House Minority Leader Nancy Pelosi, the California Democrat who served as speaker from 2007 to 2010, said Frank's ability to push through the regulatory overhaul "exemplified his time as Chairman of the Financial Services Committee during one of its most productive periods of legislating in recent memory."

President Barack Obama said of Frank that it is "only thanks to his leadership" that the law made it to Obama's desk. Dodd said in a statement that Frank was "irreplaceable."

During the 2008 financial crisis, Frank worked with House Republicans to win passage of President George W. Bush's $700 billion financial-market rescue package. Opposition in both parties created "significant difficulty" for the legislation, said lobbyist and Democratic strategist Steve Elmendorf. The bill wouldn't have passed without Frank, he said.

Frank "gave the issue great credibility on the left" by "making sure it was done right," Elmendorf said in a telephone interview.

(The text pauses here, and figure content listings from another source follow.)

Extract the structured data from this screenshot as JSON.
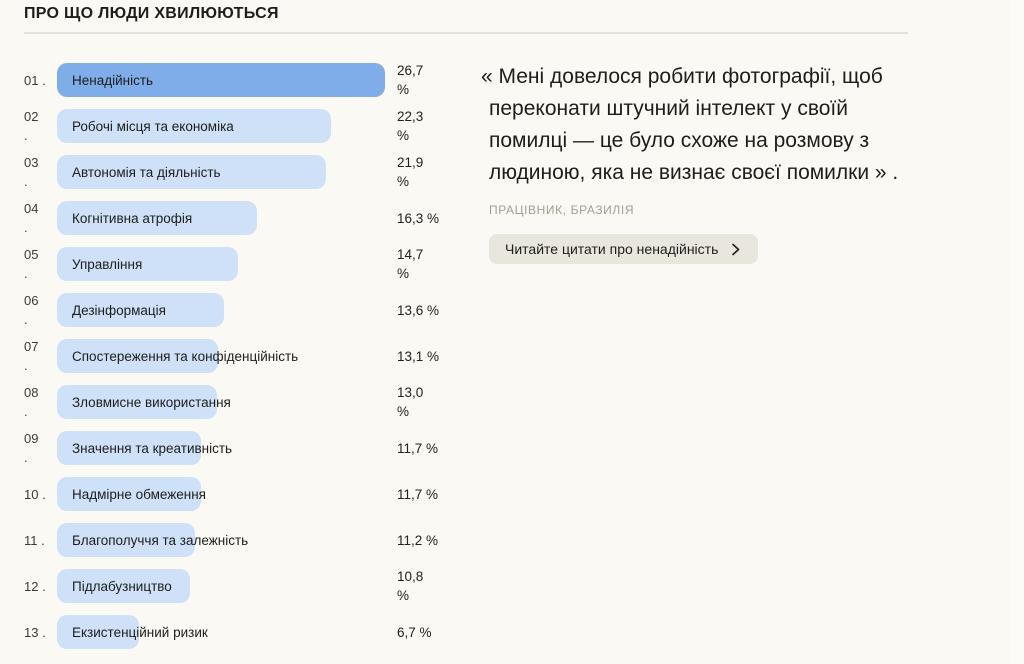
{
  "header": {
    "title": "ПРО ЩО ЛЮДИ ХВИЛЮЮТЬСЯ"
  },
  "colors": {
    "background": "#faf9f4",
    "bar_highlight": "#7fade9",
    "bar_default": "#cfe1f8",
    "divider": "#e4e1da",
    "button_background": "#e9e6de",
    "attribution_text": "#a39e93"
  },
  "chart_data": {
    "type": "bar",
    "orientation": "horizontal",
    "title": "ПРО ЩО ЛЮДИ ХВИЛЮЮТЬСЯ",
    "unit": "%",
    "xlim": [
      0,
      26.7
    ],
    "grid": false,
    "legend": false,
    "categories": [
      "Ненадійність",
      "Робочі місця та економіка",
      "Автономія та діяльність",
      "Когнітивна атрофія",
      "Управління",
      "Дезінформація",
      "Спостереження та конфіденційність",
      "Зловмисне використання",
      "Значення та креативність",
      "Надмірне обмеження",
      "Благополуччя та залежність",
      "Підлабузництво",
      "Екзистенційний ризик"
    ],
    "values": [
      26.7,
      22.3,
      21.9,
      16.3,
      14.7,
      13.6,
      13.1,
      13.0,
      11.7,
      11.7,
      11.2,
      10.8,
      6.7
    ],
    "items": [
      {
        "rank": "01",
        "rank_two_line": false,
        "label": "Ненадійність",
        "value": 26.7,
        "value_label": "26,7 %",
        "value_two_line": true,
        "highlighted": true
      },
      {
        "rank": "02",
        "rank_two_line": true,
        "label": "Робочі місця та економіка",
        "value": 22.3,
        "value_label": "22,3 %",
        "value_two_line": true,
        "highlighted": false
      },
      {
        "rank": "03",
        "rank_two_line": true,
        "label": "Автономія та діяльність",
        "value": 21.9,
        "value_label": "21,9 %",
        "value_two_line": true,
        "highlighted": false
      },
      {
        "rank": "04",
        "rank_two_line": true,
        "label": "Когнітивна атрофія",
        "value": 16.3,
        "value_label": "16,3 %",
        "value_two_line": false,
        "highlighted": false
      },
      {
        "rank": "05",
        "rank_two_line": true,
        "label": "Управління",
        "value": 14.7,
        "value_label": "14,7 %",
        "value_two_line": true,
        "highlighted": false
      },
      {
        "rank": "06",
        "rank_two_line": true,
        "label": "Дезінформація",
        "value": 13.6,
        "value_label": "13,6 %",
        "value_two_line": false,
        "highlighted": false
      },
      {
        "rank": "07",
        "rank_two_line": true,
        "label": "Спостереження та конфіденційність",
        "value": 13.1,
        "value_label": "13,1 %",
        "value_two_line": false,
        "highlighted": false
      },
      {
        "rank": "08",
        "rank_two_line": true,
        "label": "Зловмисне використання",
        "value": 13.0,
        "value_label": "13,0 %",
        "value_two_line": true,
        "highlighted": false
      },
      {
        "rank": "09",
        "rank_two_line": true,
        "label": "Значення та креативність",
        "value": 11.7,
        "value_label": "11,7 %",
        "value_two_line": false,
        "highlighted": false
      },
      {
        "rank": "10",
        "rank_two_line": false,
        "label": "Надмірне обмеження",
        "value": 11.7,
        "value_label": "11,7 %",
        "value_two_line": false,
        "highlighted": false
      },
      {
        "rank": "11",
        "rank_two_line": false,
        "label": "Благополуччя та залежність",
        "value": 11.2,
        "value_label": "11,2 %",
        "value_two_line": false,
        "highlighted": false
      },
      {
        "rank": "12",
        "rank_two_line": false,
        "label": "Підлабузництво",
        "value": 10.8,
        "value_label": "10,8 %",
        "value_two_line": true,
        "highlighted": false
      },
      {
        "rank": "13",
        "rank_two_line": false,
        "label": "Екзистенційний ризик",
        "value": 6.7,
        "value_label": "6,7 %",
        "value_two_line": false,
        "highlighted": false
      }
    ]
  },
  "quote_panel": {
    "quote_lines": [
      "« Мені довелося робити фотографії, щоб",
      "переконати штучний інтелект у своїй",
      "помилці — це було схоже на розмову з",
      "людиною, яка не визнає своєї помилки » ."
    ],
    "quote_full": "« Мені довелося робити фотографії, щоб переконати штучний інтелект у своїй помилці — це було схоже на розмову з людиною, яка не визнає своєї помилки » .",
    "attribution": "ПРАЦІВНИК, БРАЗИЛІЯ",
    "button_label": "Читайте цитати про ненадійність",
    "button_icon": "chevron-right-icon"
  }
}
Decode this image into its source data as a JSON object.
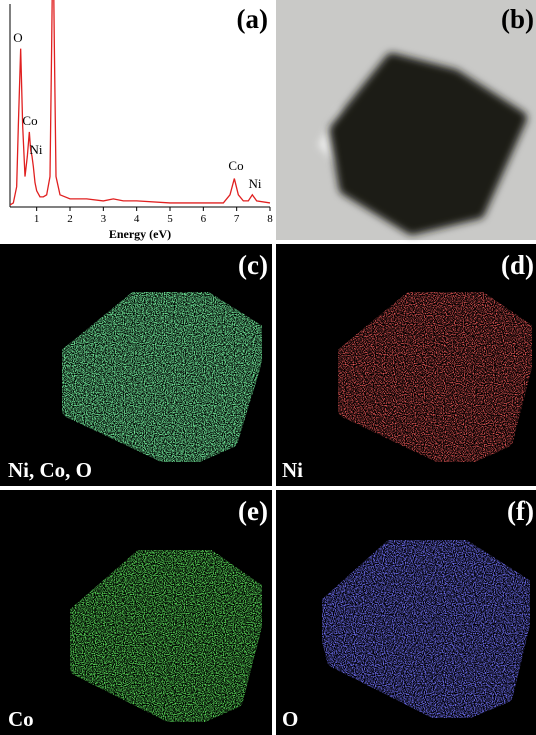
{
  "panels": [
    {
      "label": "(a)"
    },
    {
      "label": "(b)"
    },
    {
      "label": "(c)",
      "element": "Ni, Co, O"
    },
    {
      "label": "(d)",
      "element": "Ni"
    },
    {
      "label": "(e)",
      "element": "Co"
    },
    {
      "label": "(f)",
      "element": "O"
    }
  ],
  "chart_data": {
    "type": "line",
    "x_label": "Energy (eV)",
    "x": [
      0.2,
      0.3,
      0.4,
      0.45,
      0.52,
      0.58,
      0.65,
      0.72,
      0.78,
      0.82,
      0.86,
      0.9,
      0.95,
      1.0,
      1.1,
      1.2,
      1.3,
      1.4,
      1.45,
      1.49,
      1.53,
      1.58,
      1.7,
      2.0,
      2.5,
      3.0,
      3.3,
      3.6,
      4.0,
      5.0,
      6.0,
      6.6,
      6.8,
      6.93,
      7.05,
      7.2,
      7.35,
      7.47,
      7.6,
      8.0
    ],
    "series": [
      {
        "color": "#e02020",
        "values": [
          1,
          2,
          10,
          40,
          78,
          40,
          15,
          25,
          37,
          28,
          25,
          20,
          12,
          8,
          5,
          5,
          6,
          15,
          80,
          140,
          80,
          15,
          6,
          4,
          4,
          3,
          4,
          3,
          3,
          2,
          2,
          2,
          6,
          14,
          6,
          3,
          3,
          6,
          3,
          2
        ]
      }
    ],
    "xlim": [
      0.2,
      8
    ],
    "xticks": [
      1,
      2,
      3,
      4,
      5,
      6,
      7,
      8
    ],
    "ylim": [
      0,
      100
    ],
    "annotations": [
      "O",
      "Co",
      "Ni",
      "Co",
      "Ni"
    ]
  }
}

At a press conference yesterday in Newton, Frank cited increased partisanship in Congress as a reason for his retirement. "The kind of work I felt best at is not going to be as productive for the foreseeable future," he said.

Also contributing to his decision, Frank said, was that he would have faced a demanding re-election campaign after Massachusetts, which lost one congressional seat as a result of the census, re-shaped his district.

Paul Lindsay, a spokesman for the National Republican Congressional Campaign Committee, didn't join in the praise for Frank's resume. Frank "has been responsible for much of the big government agenda that Democrats have pursued," Lindsay said.

In the runup to the financial crisis, Frank became a target of Republicans for supporting Fannie Mae and Freddie Mac, the mortgage companies that were taken into government conservatorship in 2008 after their stake in failed subprime loans pushed them to the brink of collapse. Frank defended himself yesterday, saying the Democrats weren't in the majority from 1995 through 2006 and had little power to control legislation to rein in the firms. He acknowledged that he didn't see the financial crisis coming and said he didn't become concerned about the mortgage firms until 2004.

Frank's congressional career survived a 1990 House reprimand for using his office to help a male prostitute. The House voted against more severe punishments, including expulsion, after Frank was accused of using his influence to fix parking tickets that the man had accumulated. Frank, at the time, said he "should have known better."

While Frank has spent plenty of time sparring with Wall Street over compensation, income inequality and their trading strategies, Frank Keating, the president and chief executive officer of the American Bankers Association, said the lawmaker's "depth of knowledge and willingness to be open to opposing viewpoints will be greatly missed."